Freedland goes on to lecture those dealing with the planning application that “they should insist it is built to be open and accessible to everybody, including those non-Muslims who would never dream of going inside to pray.”

Freedland is evidently oblivious to the fact that Mangera Yvars, the architects responsible for designing the Markaz, state quite explicitly that it is intended as “a place for Muslims and Non Muslims to interact, debate and promote a greater understanding between ideology, faith and humanity”. Abdul Kalik, project director for Tablighi Jamaat, was quoted in Andrew Gilligan’s article (Evening Standard , 17 July) as saying that the centre “would welcome people of all faiths”. The Standard (25 July) published a letter from Ali Mangera of Mangera Yvars responding to Gilligan’s piece, which again emphasised that: “Our aim is to create dialogue between peoples and provide an inclusive centre open to all faiths….”

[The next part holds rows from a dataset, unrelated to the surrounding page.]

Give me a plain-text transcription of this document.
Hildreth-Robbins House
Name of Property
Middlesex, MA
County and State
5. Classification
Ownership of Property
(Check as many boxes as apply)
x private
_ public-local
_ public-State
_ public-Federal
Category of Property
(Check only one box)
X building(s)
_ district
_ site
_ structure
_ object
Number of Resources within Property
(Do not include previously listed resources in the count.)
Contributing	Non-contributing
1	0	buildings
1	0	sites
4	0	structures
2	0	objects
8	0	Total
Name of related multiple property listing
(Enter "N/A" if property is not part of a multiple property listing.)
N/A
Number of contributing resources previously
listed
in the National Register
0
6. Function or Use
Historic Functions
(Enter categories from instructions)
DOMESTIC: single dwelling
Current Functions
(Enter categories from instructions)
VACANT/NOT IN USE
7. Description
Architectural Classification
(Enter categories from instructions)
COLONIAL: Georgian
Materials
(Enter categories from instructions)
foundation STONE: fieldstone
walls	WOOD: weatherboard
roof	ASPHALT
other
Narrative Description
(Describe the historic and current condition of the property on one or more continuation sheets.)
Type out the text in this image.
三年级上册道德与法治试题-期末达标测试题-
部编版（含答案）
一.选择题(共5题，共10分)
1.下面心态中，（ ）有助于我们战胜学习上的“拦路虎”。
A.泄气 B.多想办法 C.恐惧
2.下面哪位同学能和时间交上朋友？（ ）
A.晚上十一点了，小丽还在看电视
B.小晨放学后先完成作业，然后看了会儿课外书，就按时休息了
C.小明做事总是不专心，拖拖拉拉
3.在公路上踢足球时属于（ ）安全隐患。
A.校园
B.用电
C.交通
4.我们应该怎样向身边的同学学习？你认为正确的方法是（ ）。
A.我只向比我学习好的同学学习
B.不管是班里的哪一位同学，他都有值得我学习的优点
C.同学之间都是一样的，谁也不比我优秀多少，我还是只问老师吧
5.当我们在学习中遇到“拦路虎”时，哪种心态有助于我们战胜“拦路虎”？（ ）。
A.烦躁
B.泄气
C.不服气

Not only has Freedland failed to research his article properly, but it appears that he doesn’t even read the paper he writes for.

Freedland concludes by arguing that the Mayor of London should have the final say over whether the scheme goes ahead and advises that “he should put aside the multiple prejudices this question has stirred up”. Freedland might set an example by putting aside a few of his own.